Monday, February 27, 2012

Emotional Hangover

Tired today.  Some of it is due to D. waking up at 4:50am, some of it is left over from last week.  A lot was going on.  Long story short, my mom had to go to the ER for a blood transfusion after losing so much blood due to female issues that she couldn't catch her breath, her heart was racing and she felt faint.  She waited far too long and could have died if she had waited much longer.  She was scheduled last week for a procedure that  should stop the bleeding permanently but after the doctor got in there, she didn't like what she saw, took a biopsy, and ended the procedure.  Last week was spent worrying that the biopsy would come back as cancerous and also dealing with the fact that regardless, my mom would have to have at the very least her uterus removed.

Thankfully the test came back negative and I was able to find some good information about the latest in hysterectomies, a robotic device that reduces recovery time and blood loss.  My mom was thankful for the info and this week will be calling to make an appointment to go to one of the doctors who performs it.  I'm going to try to attend just to help with asking questions.  Unfortunately, the other phone call my mom has to make is to the insurance company to find out how much they will cover.  Of course, with my dad being out of work for a year now, finances are a huge concern.  They are already worried about the bill coming for the ER visit and transfusion and now if they have to cover even a percentage of the surgery itself, it may be sizable.  My mom wants to put it off if possible until my dad gets a job which is not a good idea since if she starts bleeding badly, she'll be back in for a transfusion and forced to get the surgery.

V. and I are not rolling in the dough over here with two monthly child support payments and private tuition on one salary.  However, what is the health of my mom and having her around worth?  It's priceless of course.  So yesterday I brought up their thinking about the postponement of the surgery due to the money and asked V. what he thought about helping them take care of the bill.  Without blinking, he said, "How could we not?"  For all of his "backward" emotions at times, he is unfailingly generous and I love him for it.

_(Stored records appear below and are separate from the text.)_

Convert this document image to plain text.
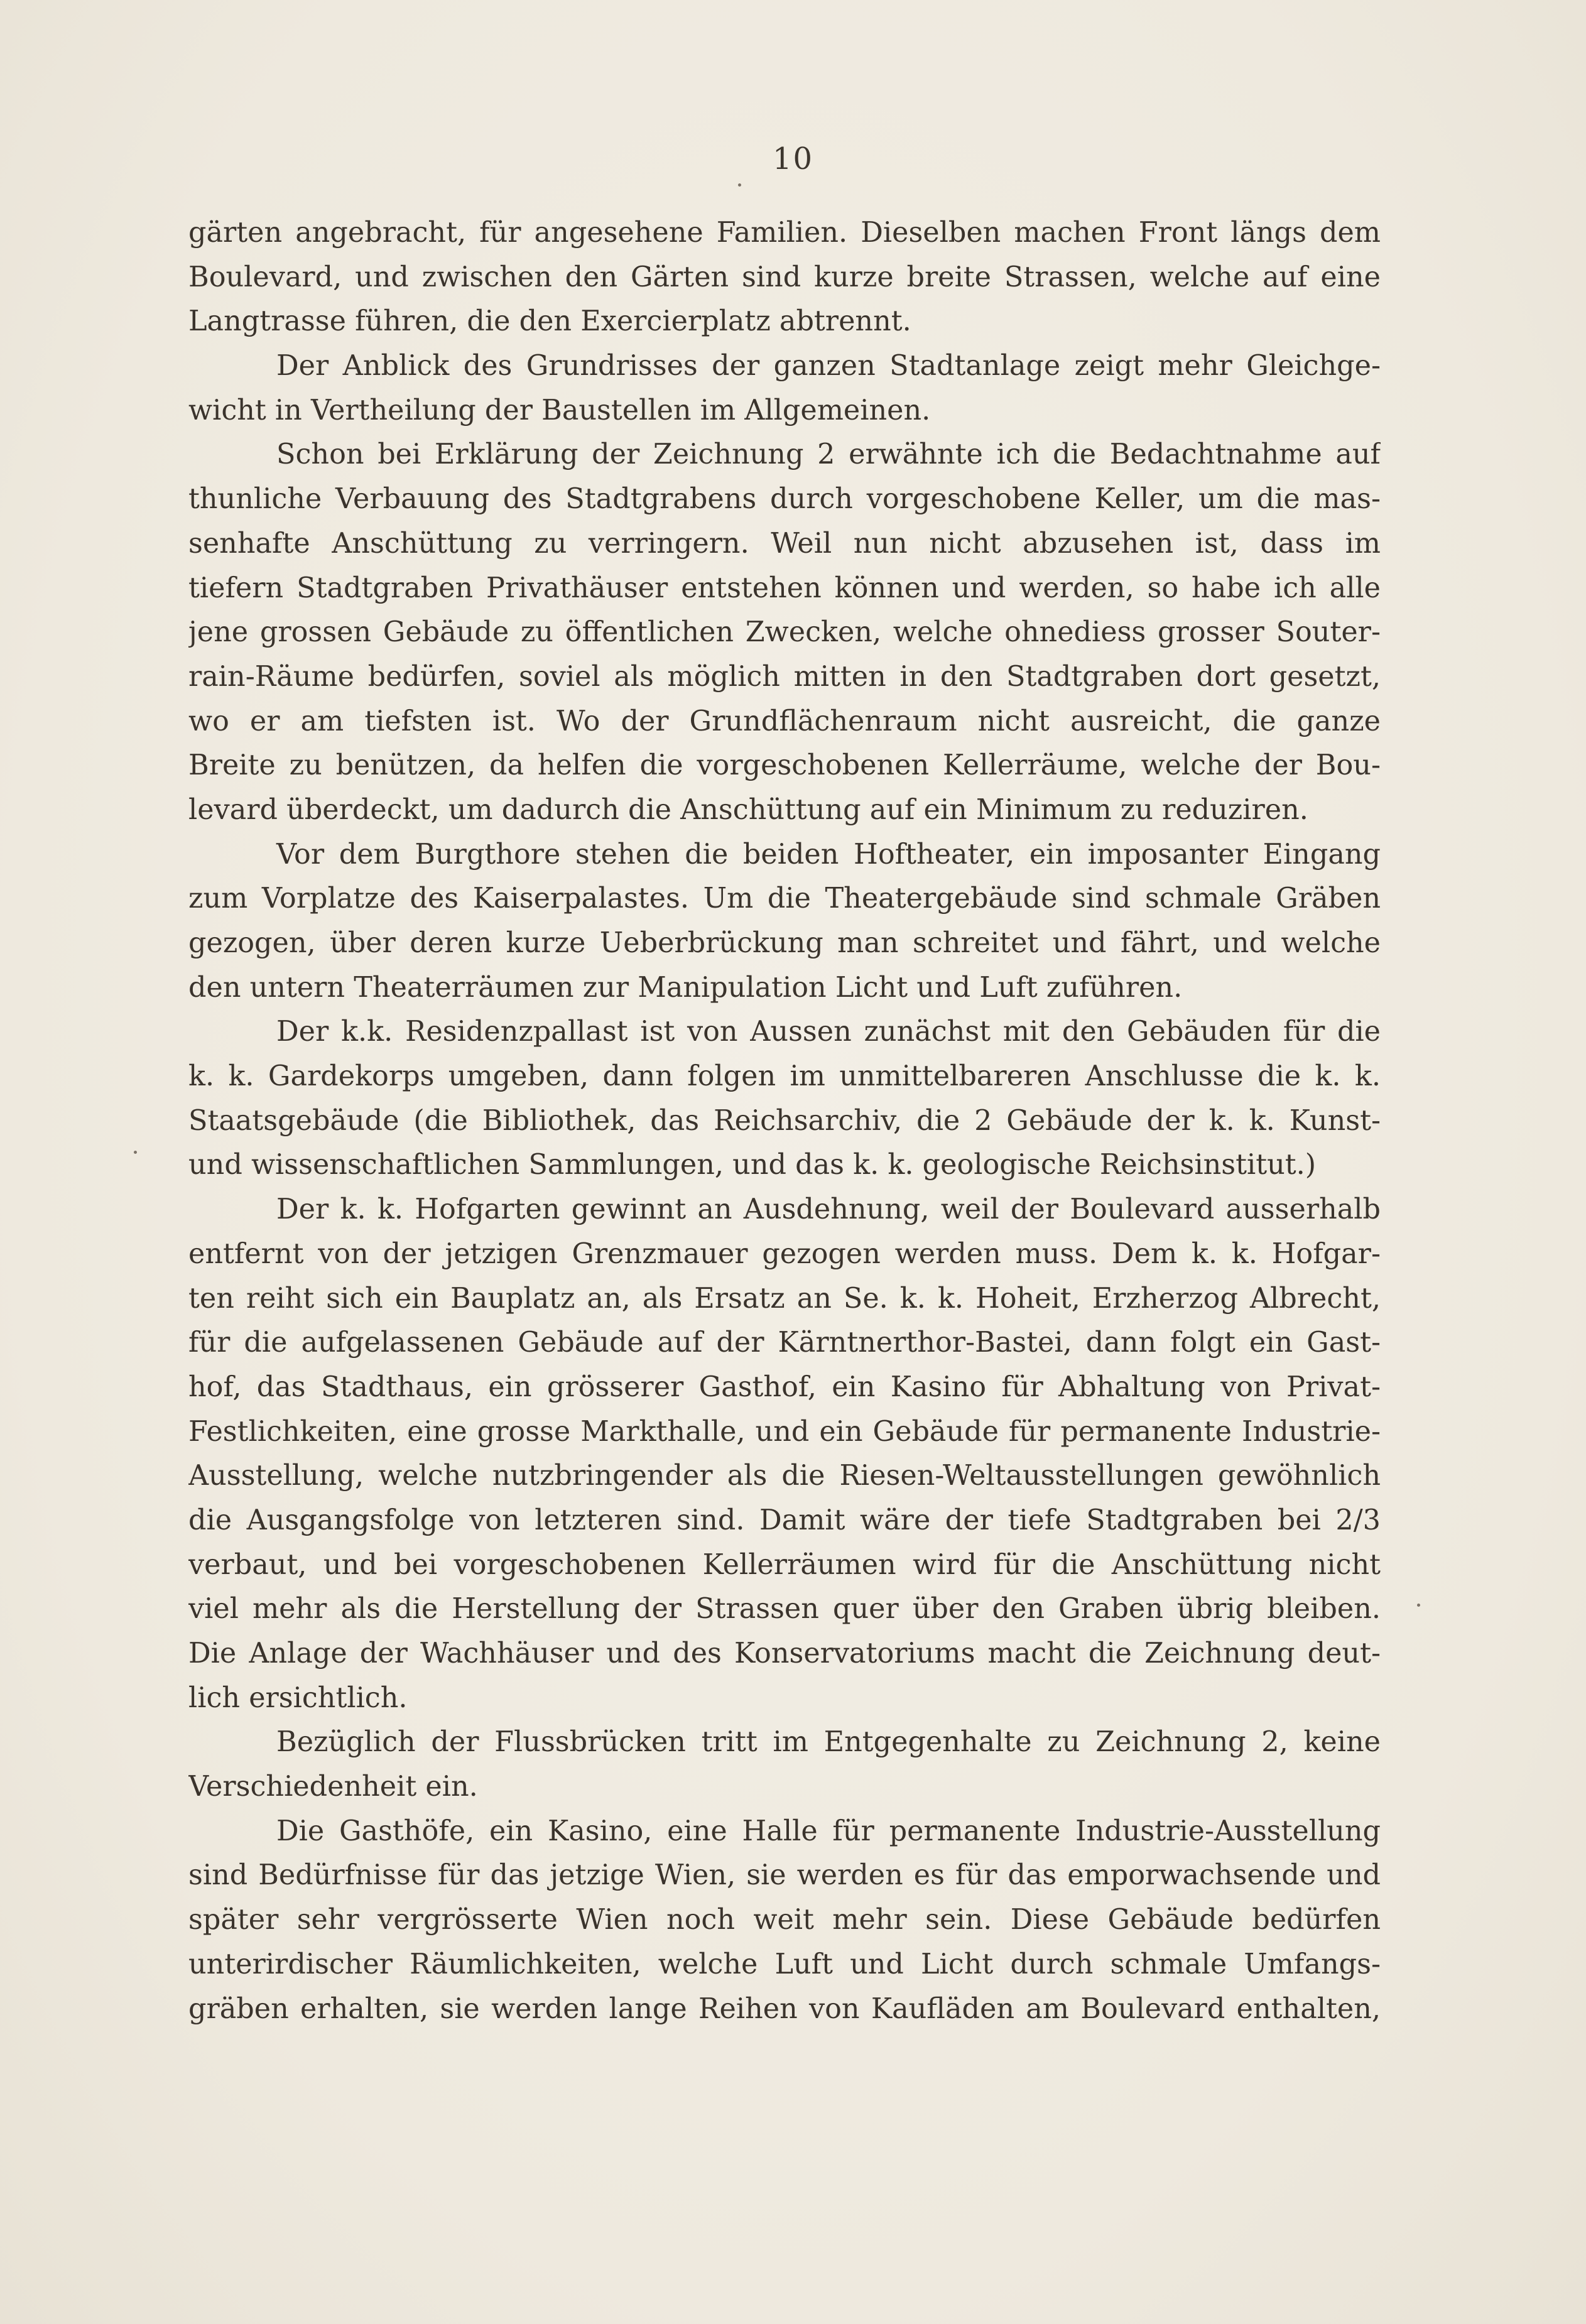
10
gärten angebracht, für angesehene Familien. Dieselben machen Front längs dem
Boulevard, und zwischen den Gärten sind kurze breite Strassen, welche auf eine
Langtrasse führen, die den Exercierplatz abtrennt.
Der Anblick des Grundrisses der ganzen Stadtanlage zeigt mehr Gleichge-
wicht in Vertheilung der Baustellen im Allgemeinen.
Schon bei Erklärung der Zeichnung 2 erwähnte ich die Bedachtnahme auf
thunliche Verbauung des Stadtgrabens durch vorgeschobene Keller, um die mas-
senhafte Anschüttung zu verringern. Weil nun nicht abzusehen ist, dass im
tiefern Stadtgraben Privathäuser entstehen können und werden, so habe ich alle
jene grossen Gebäude zu öffentlichen Zwecken, welche ohnediess grosser Souter-
rain-Räume bedürfen, soviel als möglich mitten in den Stadtgraben dort gesetzt,
wo er am tiefsten ist. Wo der Grundflächenraum nicht ausreicht, die ganze
Breite zu benützen, da helfen die vorgeschobenen Kellerräume, welche der Bou-
levard überdeckt, um dadurch die Anschüttung auf ein Minimum zu reduziren.
Vor dem Burgthore stehen die beiden Hoftheater, ein imposanter Eingang
zum Vorplatze des Kaiserpalastes. Um die Theatergebäude sind schmale Gräben
gezogen, über deren kurze Ueberbrückung man schreitet und fährt, und welche
den untern Theaterräumen zur Manipulation Licht und Luft zuführen.
Der k.k. Residenzpallast ist von Aussen zunächst mit den Gebäuden für die
k. k. Gardekorps umgeben, dann folgen im unmittelbareren Anschlusse die k. k.
Staatsgebäude (die Bibliothek, das Reichsarchiv, die 2 Gebäude der k. k. Kunst-
und wissenschaftlichen Sammlungen, und das k. k. geologische Reichsinstitut.)
Der k. k. Hofgarten gewinnt an Ausdehnung, weil der Boulevard ausserhalb
entfernt von der jetzigen Grenzmauer gezogen werden muss. Dem k. k. Hofgar-
ten reiht sich ein Bauplatz an, als Ersatz an Se. k. k. Hoheit, Erzherzog Albrecht,
für die aufgelassenen Gebäude auf der Kärntnerthor-Bastei, dann folgt ein Gast-
hof, das Stadthaus, ein grösserer Gasthof, ein Kasino für Abhaltung von Privat-
Festlichkeiten, eine grosse Markthalle, und ein Gebäude für permanente Industrie-
Ausstellung, welche nutzbringender als die Riesen-Weltausstellungen gewöhnlich
die Ausgangsfolge von letzteren sind. Damit wäre der tiefe Stadtgraben bei 2/3
verbaut, und bei vorgeschobenen Kellerräumen wird für die Anschüttung nicht
viel mehr als die Herstellung der Strassen quer über den Graben übrig bleiben.
Die Anlage der Wachhäuser und des Konservatoriums macht die Zeichnung deut-
lich ersichtlich.
Bezüglich der Flussbrücken tritt im Entgegenhalte zu Zeichnung 2, keine
Verschiedenheit ein.
Die Gasthöfe, ein Kasino, eine Halle für permanente Industrie-Ausstellung
sind Bedürfnisse für das jetzige Wien, sie werden es für das emporwachsende und
später sehr vergrösserte Wien noch weit mehr sein. Diese Gebäude bedürfen
unterirdischer Räumlichkeiten, welche Luft und Licht durch schmale Umfangs-
gräben erhalten, sie werden lange Reihen von Kaufläden am Boulevard enthalten,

Speaking of  "backward" emotions, I left out most of mine in this post.  Part of me is still emotionally spent from last week and I can't delve into those emotions deeply; my reserves just feel depleted still.  Suffice it to say that last week brought up memories and emotions that I hadn't felt since Mark - the fear, sadness, loss, the chaotic feeling of not being able to do anything and the frustration and anger that results from all of these things.  I was wiped out on Saturday and now today with too little sleep, it weighs down on me like an emotional hangover.